Sind Torhüter speziell? Anders als Feldspieler? Marco Wölfli ist ein Goalie ohne Allüren und Eskapaden. Oder in seinen Worten: ein Psycho im positiven Sinn.

Ja, ich bin anders. Ich trage Handschuhe», sagt Marco Wölfli trocken. «Goalies müssen Psychos sein. Psychos im positiven Sinn.» Psycho? Wölfli ringt nach Worten und rutscht auf dem Klappstuhl in der Berner «Milchbar» hin und her. «Wer lässt sich schon aus drei Metern abschiessen? Wer stürzt sich nach einem Corner mitten ins Gewühl?» Marco Wölfli tuts, weil er «einen der schönsten Berufe der Welt» hat. «Isch doch so?»

Wenn er erzählt, sprechen auch seine Hände. Klavierhände habe ein Journalist diese mal genannt.

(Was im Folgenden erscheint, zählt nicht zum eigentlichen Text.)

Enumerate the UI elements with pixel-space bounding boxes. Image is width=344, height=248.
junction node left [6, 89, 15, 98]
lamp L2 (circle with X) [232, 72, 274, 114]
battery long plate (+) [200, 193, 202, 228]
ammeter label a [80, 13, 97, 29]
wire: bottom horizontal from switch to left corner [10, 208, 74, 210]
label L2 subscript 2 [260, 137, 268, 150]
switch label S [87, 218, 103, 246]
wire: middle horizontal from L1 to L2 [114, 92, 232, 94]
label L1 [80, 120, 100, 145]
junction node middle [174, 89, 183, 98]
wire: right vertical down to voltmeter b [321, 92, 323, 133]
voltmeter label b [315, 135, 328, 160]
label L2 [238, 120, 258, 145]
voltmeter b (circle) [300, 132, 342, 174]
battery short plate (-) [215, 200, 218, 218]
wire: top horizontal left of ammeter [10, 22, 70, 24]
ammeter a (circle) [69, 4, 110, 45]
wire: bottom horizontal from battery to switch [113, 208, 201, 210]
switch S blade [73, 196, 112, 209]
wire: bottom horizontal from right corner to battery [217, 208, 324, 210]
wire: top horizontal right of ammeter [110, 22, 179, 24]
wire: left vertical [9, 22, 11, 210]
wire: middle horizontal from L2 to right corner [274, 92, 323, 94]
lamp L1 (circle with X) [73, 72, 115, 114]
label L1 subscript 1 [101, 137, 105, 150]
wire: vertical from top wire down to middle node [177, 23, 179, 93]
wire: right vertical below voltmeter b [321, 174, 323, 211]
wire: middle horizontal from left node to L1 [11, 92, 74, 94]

Schwierig, sich vorzustellen, dass diese feingliedrigen Finger vor einem Ball von 130 Stundenkilometern nicht zurückschrecken – trotz Handschuhen. Wölfli erzählt flüssig, ruhig und lacht oft, auch wenn es ihm in diesen Wochen nicht immer ums Lachen ist. Denn ein Muskelfaserriss hat ihn für ein paar Spiele ausser Gefecht gesetzt. Doch Trübsalblasen hilft auch nicht weiter. Immer bewegt sich irgendein Teil seines Körpers. Mal legt er eine Hand an die Wange und nimmt sie gleich wieder weg. Mal schlägt er die Beine übereinander und streckt sie gleich wieder aus. Seine Adidas- Sneakers, rot-weiss, sind abgestimmt auf die weisse Dreiviertelhose und das rote T-Shirt mit weissem ‹Vin-tage 69›-Schriftzug.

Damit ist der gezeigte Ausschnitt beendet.